Play that funky music — Wild Cherry
Do yourself a favour, go listen to the song! Cowbell +Funk=Perfection.
Queen — Bohemian Rhapsody
As if a song this complex couldn’t have a cowbell thrown in there somewhere. Bohemian Rhapsody is one of the best songs of all time and it’s made even better due to the cowbell.
Rock Lobster — The B-52’s
Another B-52 song that needed a mention, the cowbell happens just after the well known bass riff and helps the song from becoming overflowed with synth.
September — Earth, Wind and Fire
Disco meet your best friend, the cowbell.
The Tide is high — Blondie
This is the greatest beach anthem of all time. Blondie wanted to keep the songs Jamaican origins so she hired three traditional Jamaican percussion players and created a new string and horn arrangement to give it an authentic sound. That included the cowbell obviously.
U2 — The Unforgettable fire
Irish rock band U2 incorporate the cowbell into many of their songs, with this being the most distinctive, in the chorus playing the beat while the drums play the offbeat.

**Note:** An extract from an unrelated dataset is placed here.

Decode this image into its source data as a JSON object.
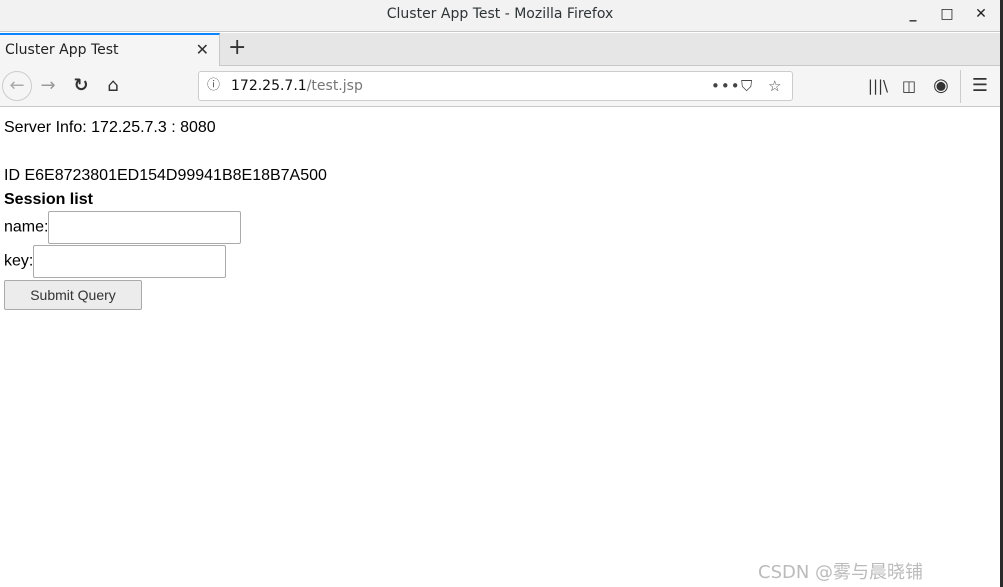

Van Halen — Dancing in the street
Val Halen also uses the cowbell in the other hit song ‘Jump’. The cowbells are used in very small sharp beats.
Work It — Missy Elliot
Missy sampled many other songs to create this song, a very common technique in rap and r&b music. In the background percussion you can hear Run DMC’s song ‘Peter Piper’, which includes very high pitched cowbells.
Xanadu — Rush
Ok, I obviously really struggled to find an x, but skip the very long intro and you will get to some absolute banger cowbell beats.
You spin me round (like a record) — Dead or Live
So, I think I've realised through this list that the 80’s were the glory days for the cowbell. Dead or Live hit the nail on the head (or rather the cowbell) with their fast pace percussion trills.
Z — ok I give up, what song names start with z, let alone one with a cowbell in it, I'm out!